Ecological coral reef restoration

Methods that restore ecosystem function and services.

Upwellings.

Upwellings are a natural process that bring cool, clean, nutrient rich water from the deep to the surface waters. Reefs near upwellings tend to be far healthier and more resilient than nearby reefs that aren’t in contact with upwelled water. We can simulate upwellings with underwater pumps that help reduce temperatures, deliver nutritional subsidies that increase resilience, and reduce the incidence of disease.

Nutritional supplements.

Many reef organisms, including corals, suffer from thermal and other anthropogenic stress, which disrupts metabolic processes and requires additional energy to maintain health. Reefs with greater availability of food sources are better able to cope with changes in the environment. Supplementing reefs with extra nutrition gives organisms more energy to withstand change, improving their overall resilience to anthropogenic stress.

Soundscaping.

The role of acoustic cues in larval settlement of reef organisms is now well established, and these may play a role in maintaining communities more generally. By playing the sounds of healthy reefs underwater, scientists have been able to encourage larvae to settle on degraded reefs, potentially increasing their populations without any other intervention.

Transplantation.

Promising new studies found that rearing corals on a healthy reef and transplanting them to a degraded reef produced higher invertebrate and healthy bacterial biodiversity with reduced physiological stress in the transplanted corals. Transplanting reef organisms from healthy reefs to degraded reefs can help improve the health and resilience of corals and coral-dependent organisms, and potentially nearby organisms as well.

Enhanced fertilization.

Enhancing fertilization by collecting coral gametes, allowing them to fertilize while in their native environment until they are functional larvae, and releasing them onto reefs has been shown to increase settlement rates by 100x. This approach drastically improves the odds of repopulation, and may also provide the benefits of transplantation as corals from healthy reefs can improve the health of their surroundings.

Reef connectors.

Many reef organism larvae spend time in the water column looking for a place to settle and grow, and this is a key process in preserving and expanding ranges and genetic diversity. Longer distances between reefs reduce the potential for larvae to settle on nearby reefs, especially when the density of organisms has decreased from mortality, reducing the potential for these processes to occur. By creating artificial reefs that connect distant patches of reefs, we can encourage the genetic movement of larvae, helping to repopulate and expand the ranges of healthy organisms.

Traditional methods.

The best methods to apply to any given vulnerable reef depends entirely on the traits and dynamics of that reef, and the resources that are available for restoration. While we aim to optimize for implementation efficiency to maximize positive impact, in some cases, labor intensive approaches to counteract anthropogenic effects like removing algal overgrowth and culling invasive (e.g. lionfish) or harmful species (Crown of Thorns starfish) are the most effective choice.

In cases where physical damage has occurred to reefs, outplanting corals can be useful, but requires care to preserve genetic diversity and resilience to multiple stressors. Artificial reef structures can also provide habitat complexity to encourage natural settlement and recruitment in areas where physical damage has occurred, but if systemic stress caused degradation to begin with, neither of these approaches will meaningfully restore reefs. Preserving natural resilience should be the primary objective of these activities, and they should be monitored long-term to ensure that natural patterns of succession and survivorship are conserved.

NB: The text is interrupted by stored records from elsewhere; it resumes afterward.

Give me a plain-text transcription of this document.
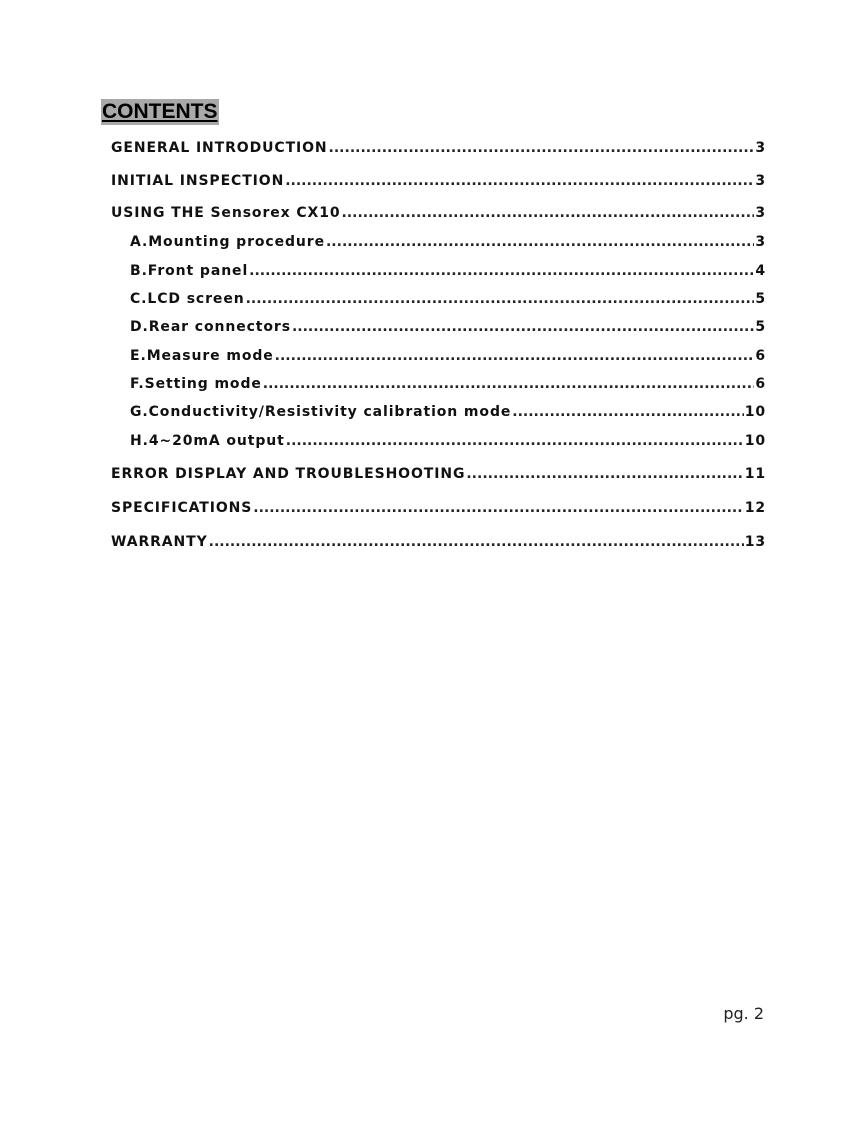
CONTENTS
GENERAL INTRODUCTION .....	3
INITIAL INSPECTION .....	3
USING THE Sensorex CX10 .....	3
A. Mounting procedure .....	3
B. Front panel .....	4
C. LCD screen .....	5
D. Rear connectors .....	5
E. Measure mode .....	6
F. Setting mode .....	6
G. Conductivity/Resistivity calibration mode .....	10
H. 4~20mA output .....	10
ERROR DISPLAY AND TROUBLESHOOTING .....	11
SPECIFICATIONS .....	12
WARRANTY .....	13
pg. 2
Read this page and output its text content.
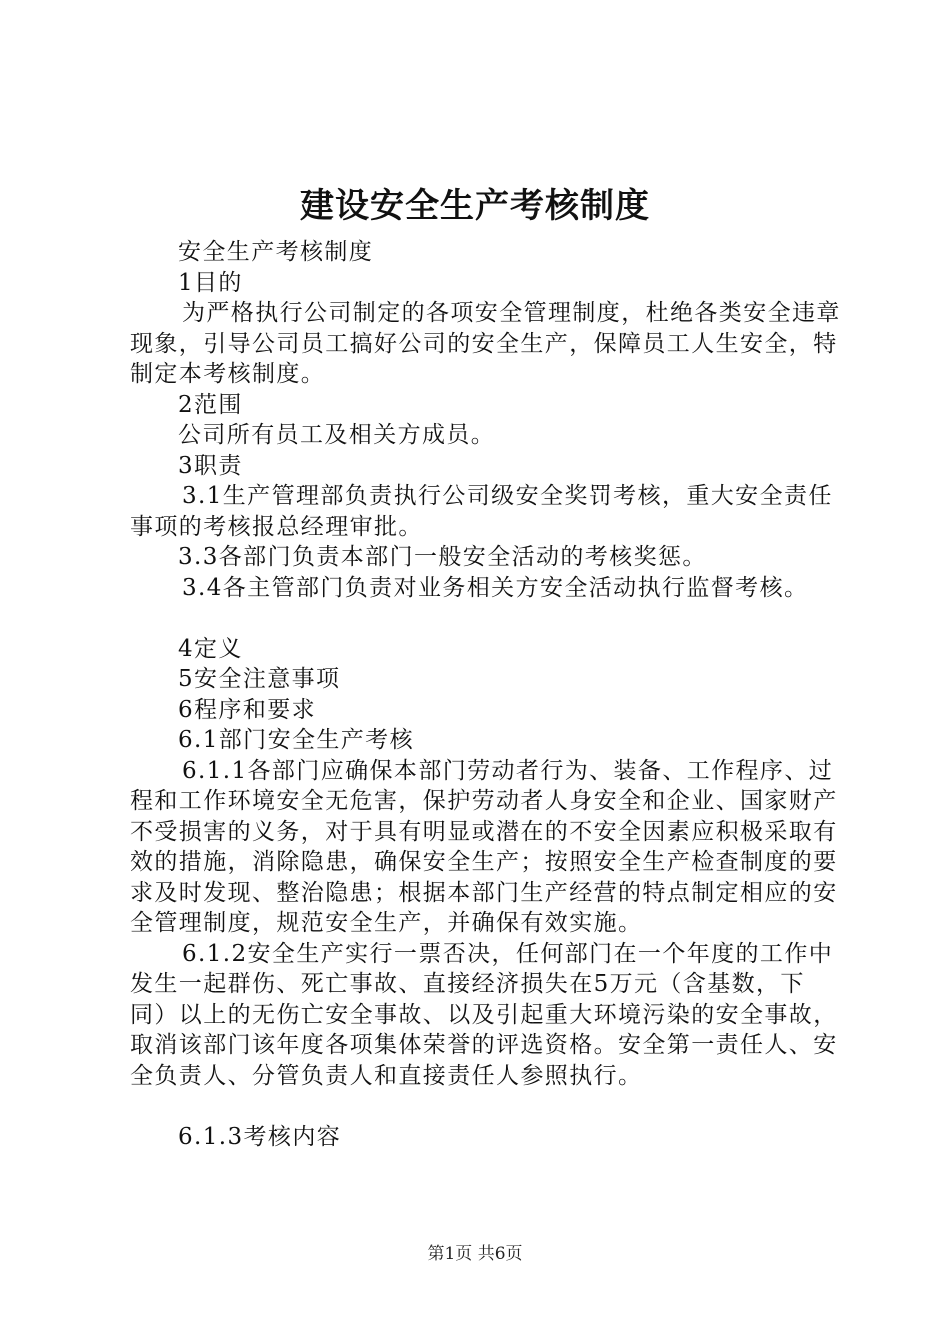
建设安全生产考核制度

安全生产考核制度

1目的

为严格执行公司制定的各项安全管理制度，杜绝各类安全违章现象，引导公司员工搞好公司的安全生产，保障员工人生安全，特制定本考核制度。

2范围

公司所有员工及相关方成员。

3职责

3.1生产管理部负责执行公司级安全奖罚考核，重大安全责任事项的考核报总经理审批。

3.3各部门负责本部门一般安全活动的考核奖惩。

3.4各主管部门负责对业务相关方安全活动执行监督考核。

4定义

5安全注意事项

6程序和要求

6.1部门安全生产考核

6.1.1各部门应确保本部门劳动者行为、装备、工作程序、过程和工作环境安全无危害，保护劳动者人身安全和企业、国家财产不受损害的义务，对于具有明显或潜在的不安全因素应积极采取有效的措施，消除隐患，确保安全生产；按照安全生产检查制度的要求及时发现、整治隐患；根据本部门生产经营的特点制定相应的安全管理制度，规范安全生产，并确保有效实施。

6.1.2安全生产实行一票否决，任何部门在一个年度的工作中发生一起群伤、死亡事故、直接经济损失在5万元（含基数，下同）以上的无伤亡安全事故、以及引起重大环境污染的安全事故，取消该部门该年度各项集体荣誉的评选资格。安全第一责任人、安全负责人、分管负责人和直接责任人参照执行。

6.1.3考核内容

第1页 共6页
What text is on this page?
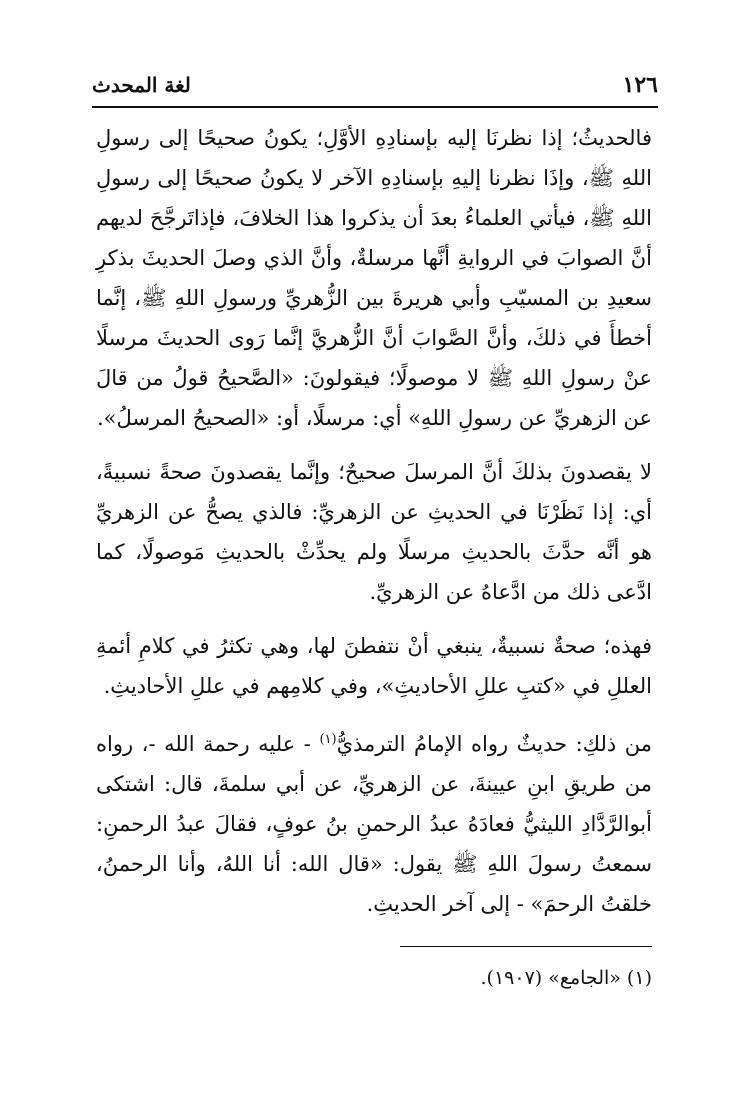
١٢٦
لغة المحدث

فالحديثُ؛ إذا نظرنَا إليه بإسنادِهِ الأوَّلِ؛ يكونُ صحيحًا إلى رسولِ اللهِ ﷺ، وإذَا نظرنا إليهِ بإسنادِهِ الآخر لا يكونُ صحيحًا إلى رسولِ اللهِ ﷺ، فيأتي العلماءُ بعدَ أن يذكروا هذا الخلافَ، فإذاتَرجَّحَ لديهم أنَّ الصوابَ في الروايةِ أنَّها مرسلةٌ، وأنَّ الذي وصلَ الحديثَ بذكرِ سعيدِ بن المسيّبِ وأبي هريرةَ بين الزُّهريِّ ورسولِ اللهِ ﷺ، إنَّما أخطأَ في ذلكَ، وأنَّ الصَّوابَ أنَّ الزُّهريَّ إنَّما رَوى الحديثَ مرسلًا عنْ رسولِ اللهِ ﷺ لا موصولًا؛ فيقولونَ: «الصَّحيحُ قولُ من قالَ عن الزهريِّ عن رسولِ اللهِ» أي: مرسلًا، أو: «الصحيحُ المرسلُ».

لا يقصدونَ بذلكَ أنَّ المرسلَ صحيحٌ؛ وإنَّما يقصدونَ صحةً نسبيةً، أي: إذا نَظَرْنَا في الحديثِ عن الزهريِّ: فالذي يصحُّ عن الزهريِّ هو أنَّه حدَّثَ بالحديثِ مرسلًا ولم يحدِّثْ بالحديثِ مَوصولًا، كما ادَّعى ذلك من ادَّعاهُ عن الزهريِّ.

فهذه؛ صحةٌ نسبيةٌ، ينبغي أنْ نتفطنَ لها، وهي تكثرُ في كلامِ أئمةِ العللِ في «كتبِ عللِ الأحاديثِ»، وفي كلامِهم في عللِ الأحاديثِ.

من ذلكِ: حديثٌ رواه الإمامُ الترمذيُّ$^{(١)}$ - عليه رحمة الله -، رواه من طريقِ ابنِ عيينةَ، عن الزهريِّ، عن أبي سلمةَ، قال: اشتكى أبوالرَّدَّادِ الليثيُّ فعادَهُ عبدُ الرحمنِ بنُ عوفٍ، فقالَ عبدُ الرحمنِ: سمعتُ رسولَ اللهِ ﷺ يقول: «قال الله: أنا اللهُ، وأنا الرحمنُ، خلقتُ الرحمَ» - إلى آخر الحديثِ.

(١) «الجامع» (١٩٠٧).
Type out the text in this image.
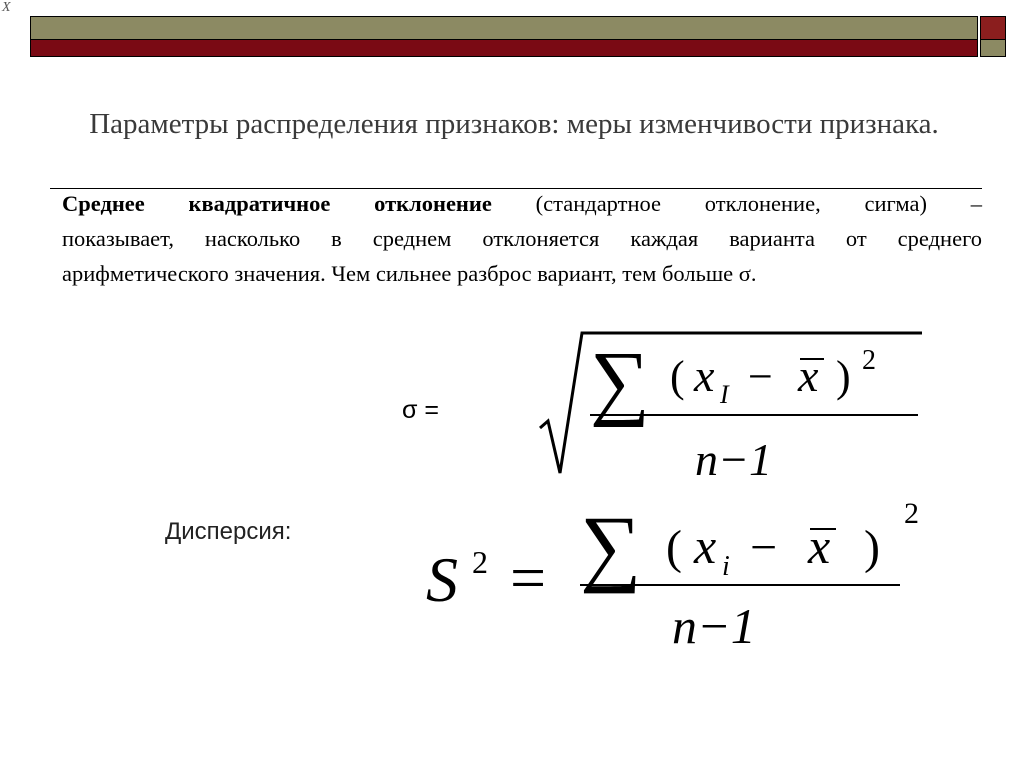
$\overline{X}$
Параметры распределения признаков: меры изменчивости признака.
Среднее квадратичное отклонение (стандартное отклонение, сигма) –
показывает, насколько в среднем отклоняется каждая варианта от среднего
арифметического значения. Чем сильнее разброс вариант, тем больше σ.
σ = ∑ ( x I − x ) 2
n−1
Дисперсия:
S 2 = ∑ ( x i − x )
2
n−1
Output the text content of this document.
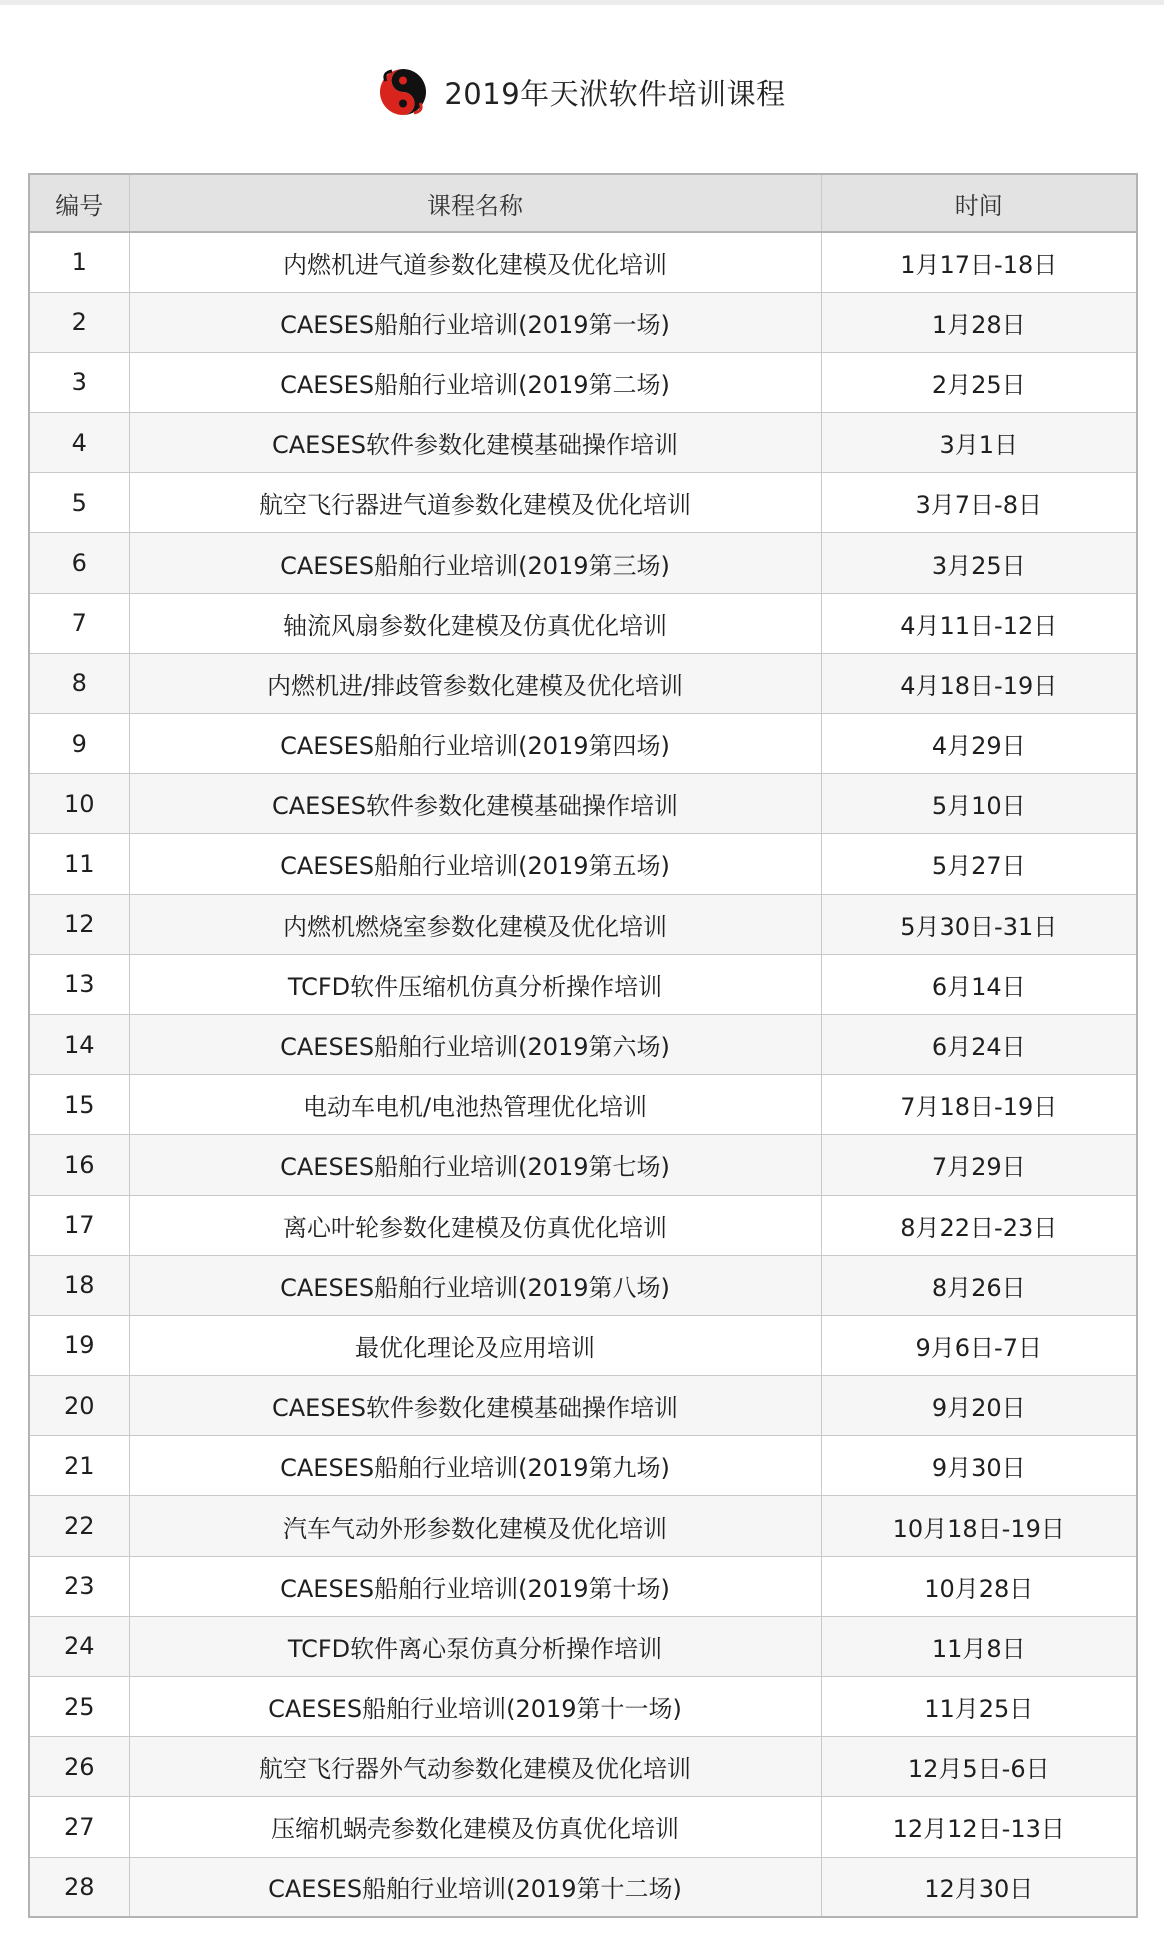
2019年天洑软件培训课程
编号	课程名称	时间
1	内燃机进气道参数化建模及优化培训	1月17日-18日
2	CAESES船舶行业培训(2019第一场)	1月28日
3	CAESES船舶行业培训(2019第二场)	2月25日
4	CAESES软件参数化建模基础操作培训	3月1日
5	航空飞行器进气道参数化建模及优化培训	3月7日-8日
6	CAESES船舶行业培训(2019第三场)	3月25日
7	轴流风扇参数化建模及仿真优化培训	4月11日-12日
8	内燃机进/排歧管参数化建模及优化培训	4月18日-19日
9	CAESES船舶行业培训(2019第四场)	4月29日
10	CAESES软件参数化建模基础操作培训	5月10日
11	CAESES船舶行业培训(2019第五场)	5月27日
12	内燃机燃烧室参数化建模及优化培训	5月30日-31日
13	TCFD软件压缩机仿真分析操作培训	6月14日
14	CAESES船舶行业培训(2019第六场)	6月24日
15	电动车电机/电池热管理优化培训	7月18日-19日
16	CAESES船舶行业培训(2019第七场)	7月29日
17	离心叶轮参数化建模及仿真优化培训	8月22日-23日
18	CAESES船舶行业培训(2019第八场)	8月26日
19	最优化理论及应用培训	9月6日-7日
20	CAESES软件参数化建模基础操作培训	9月20日
21	CAESES船舶行业培训(2019第九场)	9月30日
22	汽车气动外形参数化建模及优化培训	10月18日-19日
23	CAESES船舶行业培训(2019第十场)	10月28日
24	TCFD软件离心泵仿真分析操作培训	11月8日
25	CAESES船舶行业培训(2019第十一场)	11月25日
26	航空飞行器外气动参数化建模及优化培训	12月5日-6日
27	压缩机蜗壳参数化建模及仿真优化培训	12月12日-13日
28	CAESES船舶行业培训(2019第十二场)	12月30日
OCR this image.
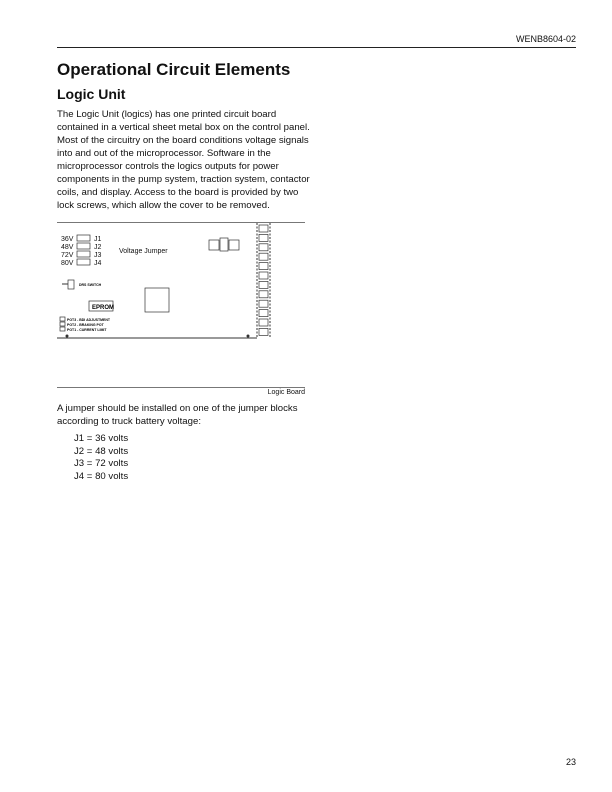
WENB8604-02
Operational Circuit Elements
Logic Unit

The Logic Unit (logics) has one printed circuit board contained in a vertical sheet metal box on the control panel. Most of the circuitry on the board conditions voltage signals into and out of the microprocessor. Software in the microprocessor controls the logics outputs for power components in the pump system, traction system, contactor coils, and display. Access to the board is provided by two lock screws, which allow the cover to be removed.

36V
48V
72V
80V
J1
J2
J3
J4
Voltage Jumper
DRS SWITCH
EPROM
POT3 - BDI ADJUSTMENT
POT2 - BRAKING POT
POT1 - CURRENT LIMIT
Logic Board

A jumper should be installed on one of the jumper blocks according to truck battery voltage:

J1 = 36 volts
J2 = 48 volts
J3 = 72 volts
J4 = 80 volts
23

In all cases, controlling land-based wastewater, runoff, and pollution should be a cornerstone of any restoration program. As these developments are incredibly financially, logistically, and bureaucratically complex, we understand that it may not always be a feasible starting place for restoration. Wherever possible, our projects will provide support for reducing the amount of polluted water that reaches reefs.

Lastly, expanding and increasing protections for Marine Protected Areas (MPAs) that reduce human pressure on reefs, particularly for fishing, and which are properly enforced, are an essential tool for the long-term conservation of coral reefs. We will support the formation and expansion of MPAs through the lens of environmental justice, for and with the communities whose livelihoods and sense of well-being depend on the health of their reefs.